En matière d'investissements étrangers, la Suisse est à la traîne derrière ses voisins européens. En 2016, le nombre de projets d'investissements y a reculé de 90 à 88.

Le nombre de projets d'investissements directs en Europe a augmenté de 16%, à 5873, a souligné vendredi EY dans sa dernière étude sur le sujet. Et au cours de ces trois dernières années, une croissance à deux chiffres a été enregistrée.

En Suisse, la situation est tout autre. "En 2015 déjà, la hausse était sensiblement inférieure à la progression enregistrée partout en Europe", explique le cabinet de conseil. Le nombre de projets d'investissements étrangers sur sol helvétique reste, par ailleurs, toujours inférieur de moitié au niveau antérieur à la crise financière.

"Le franc fort a depuis très longtemps ramené les investissements étrangers à un faible nombre", déclare Marcel Stalder, directeur général (CEO) d'EY Suisse.

Selon Mark Hawkins responsable d'EY pour la Suisse romande, la question de la réforme de l'imposition des entreprises, toujours pas réglée, crée également une incertitude peu propice à l'investissement. "L'acceptation de l'initiative Minder et de l'initiative contre l'immigration de masse est un autre facteur qui a dissuadé les sociétés d'investir en Suisse", ajoute-t-il.

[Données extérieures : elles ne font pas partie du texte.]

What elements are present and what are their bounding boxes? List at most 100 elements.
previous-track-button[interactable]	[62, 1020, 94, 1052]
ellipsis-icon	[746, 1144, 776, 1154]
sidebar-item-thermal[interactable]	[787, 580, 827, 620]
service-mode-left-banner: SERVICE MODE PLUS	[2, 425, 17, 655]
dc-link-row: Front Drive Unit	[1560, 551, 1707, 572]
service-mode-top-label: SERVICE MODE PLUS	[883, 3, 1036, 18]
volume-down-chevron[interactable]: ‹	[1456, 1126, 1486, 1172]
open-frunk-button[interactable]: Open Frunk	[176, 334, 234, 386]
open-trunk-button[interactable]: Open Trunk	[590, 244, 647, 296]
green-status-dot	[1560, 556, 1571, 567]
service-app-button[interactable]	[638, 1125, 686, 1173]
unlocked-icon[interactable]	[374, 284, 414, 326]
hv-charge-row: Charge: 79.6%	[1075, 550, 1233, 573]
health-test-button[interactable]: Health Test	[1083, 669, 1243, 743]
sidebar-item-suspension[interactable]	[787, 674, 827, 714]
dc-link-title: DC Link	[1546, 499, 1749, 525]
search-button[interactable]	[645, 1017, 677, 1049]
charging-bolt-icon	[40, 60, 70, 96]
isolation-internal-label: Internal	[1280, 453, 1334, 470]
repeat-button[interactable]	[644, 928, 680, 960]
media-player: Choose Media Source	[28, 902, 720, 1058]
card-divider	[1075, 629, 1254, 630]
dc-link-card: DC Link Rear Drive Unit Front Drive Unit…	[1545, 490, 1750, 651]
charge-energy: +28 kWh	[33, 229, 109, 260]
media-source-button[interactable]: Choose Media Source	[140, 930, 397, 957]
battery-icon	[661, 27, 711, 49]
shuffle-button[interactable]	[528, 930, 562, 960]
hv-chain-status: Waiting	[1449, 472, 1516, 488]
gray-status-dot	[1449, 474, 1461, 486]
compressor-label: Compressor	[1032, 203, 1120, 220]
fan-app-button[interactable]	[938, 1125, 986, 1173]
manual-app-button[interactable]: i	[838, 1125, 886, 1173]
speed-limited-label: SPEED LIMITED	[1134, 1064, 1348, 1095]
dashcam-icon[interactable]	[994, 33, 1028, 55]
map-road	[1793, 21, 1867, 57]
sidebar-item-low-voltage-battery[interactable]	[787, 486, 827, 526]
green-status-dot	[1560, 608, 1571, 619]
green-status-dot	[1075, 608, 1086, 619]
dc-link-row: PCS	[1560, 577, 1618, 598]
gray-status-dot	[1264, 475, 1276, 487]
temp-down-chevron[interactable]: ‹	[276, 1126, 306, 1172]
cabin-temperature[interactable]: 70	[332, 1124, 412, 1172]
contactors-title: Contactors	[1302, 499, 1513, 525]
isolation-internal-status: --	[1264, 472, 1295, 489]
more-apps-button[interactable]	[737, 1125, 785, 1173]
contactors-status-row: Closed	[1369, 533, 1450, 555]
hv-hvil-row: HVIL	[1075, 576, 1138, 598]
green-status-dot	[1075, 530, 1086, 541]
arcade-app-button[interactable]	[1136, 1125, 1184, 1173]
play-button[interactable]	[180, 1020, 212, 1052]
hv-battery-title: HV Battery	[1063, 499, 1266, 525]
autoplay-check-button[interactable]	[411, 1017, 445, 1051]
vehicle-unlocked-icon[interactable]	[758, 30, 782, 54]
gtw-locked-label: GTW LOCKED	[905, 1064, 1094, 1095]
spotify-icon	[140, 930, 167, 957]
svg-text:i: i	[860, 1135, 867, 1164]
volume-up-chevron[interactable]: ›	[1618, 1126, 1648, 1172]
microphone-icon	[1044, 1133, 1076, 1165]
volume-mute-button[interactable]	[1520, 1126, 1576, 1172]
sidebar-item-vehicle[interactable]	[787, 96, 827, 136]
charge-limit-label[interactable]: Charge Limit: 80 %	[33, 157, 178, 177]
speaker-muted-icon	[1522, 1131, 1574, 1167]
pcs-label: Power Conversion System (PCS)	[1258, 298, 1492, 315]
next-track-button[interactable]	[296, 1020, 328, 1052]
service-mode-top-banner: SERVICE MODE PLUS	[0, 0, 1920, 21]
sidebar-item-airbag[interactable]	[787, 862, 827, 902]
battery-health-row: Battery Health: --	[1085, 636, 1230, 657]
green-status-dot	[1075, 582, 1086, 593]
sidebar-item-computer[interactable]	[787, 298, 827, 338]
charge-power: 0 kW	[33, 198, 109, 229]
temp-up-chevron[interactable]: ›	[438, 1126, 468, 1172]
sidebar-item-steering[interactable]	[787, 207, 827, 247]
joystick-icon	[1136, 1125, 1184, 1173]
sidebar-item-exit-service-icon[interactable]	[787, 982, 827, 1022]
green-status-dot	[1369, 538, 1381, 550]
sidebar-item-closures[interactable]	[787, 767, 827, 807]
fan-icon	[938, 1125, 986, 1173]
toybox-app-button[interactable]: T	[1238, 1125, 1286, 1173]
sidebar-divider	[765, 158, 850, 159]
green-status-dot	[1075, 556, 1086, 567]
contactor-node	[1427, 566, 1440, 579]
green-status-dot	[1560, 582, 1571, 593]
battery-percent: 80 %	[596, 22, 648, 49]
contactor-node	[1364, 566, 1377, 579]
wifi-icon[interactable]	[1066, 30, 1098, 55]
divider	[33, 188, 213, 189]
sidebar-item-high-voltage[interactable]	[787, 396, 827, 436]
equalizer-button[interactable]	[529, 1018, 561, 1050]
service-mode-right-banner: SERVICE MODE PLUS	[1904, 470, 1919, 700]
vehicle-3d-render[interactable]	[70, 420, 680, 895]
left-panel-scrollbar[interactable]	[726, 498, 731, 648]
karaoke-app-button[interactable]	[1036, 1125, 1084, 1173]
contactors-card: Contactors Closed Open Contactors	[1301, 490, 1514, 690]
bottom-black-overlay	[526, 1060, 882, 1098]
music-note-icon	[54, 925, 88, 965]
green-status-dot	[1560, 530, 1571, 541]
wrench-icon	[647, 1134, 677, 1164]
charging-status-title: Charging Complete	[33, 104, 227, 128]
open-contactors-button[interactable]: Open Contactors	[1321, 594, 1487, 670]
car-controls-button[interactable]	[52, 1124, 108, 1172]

Les investissements étrangers sur sol helvétique ont permis de créer plus de 3400 emplois en 2016. Cela représente une hausse de 1400 postes sur un an. "Mais d'une manière générale, ce nombre reste encore inférieur au niveau de 2007 et 2008", commente EY.

Pourvoyeur de fonds

L'année passée, la Suisse a réalisé 289 projets d'investissements dans d'autres pays européens. Elle atteint ainsi la 6e place des plus grands investisseurs en Europe, devant le Japon et l'Italie.

En comparaison par habitant, la Suisse réalise la majorité de ses projets d'investissements à l'étranger et devance largement les pays européens. Leur nombre a plus que doublé depuis 2009 et la hausse est demeurée constante ces quatre dernières années. L'étude montre aussi que plus de 7100 postes ont été créés dans le cadre des investissements directs dans les pays européens.

Aux yeux de Mark Hawkins, la Suisse est un soutien conjoncturel important pour l'Europe. Et elle contribue grandement au rétablissement de l'économie européenne.

Délocalisations

"Bon nombre des projets d'investissement sont toutefois des délocalisations de services internes et surtout de la production à l'étranger. Le franc fort a été le principal moteur de ce mouvement", précise Mark Hawkins.

Les projets sont typiquement des installations pour la fabrication de composants de véhicules, des entreprises de transformation de produits alimentaires ou encore des usines de fabrication de matériel de construction. La destination de ses investissements est souvent l'Europe de l'Est.

Selon Marcel Stalder, la numérisation permettra néanmoins d'économiser des postes de travail à grande échelle. Ainsi certaines délocalisations ne seront plus rentables et des parties de la chaîne de création de valeur pourront être ramenées en Suisse.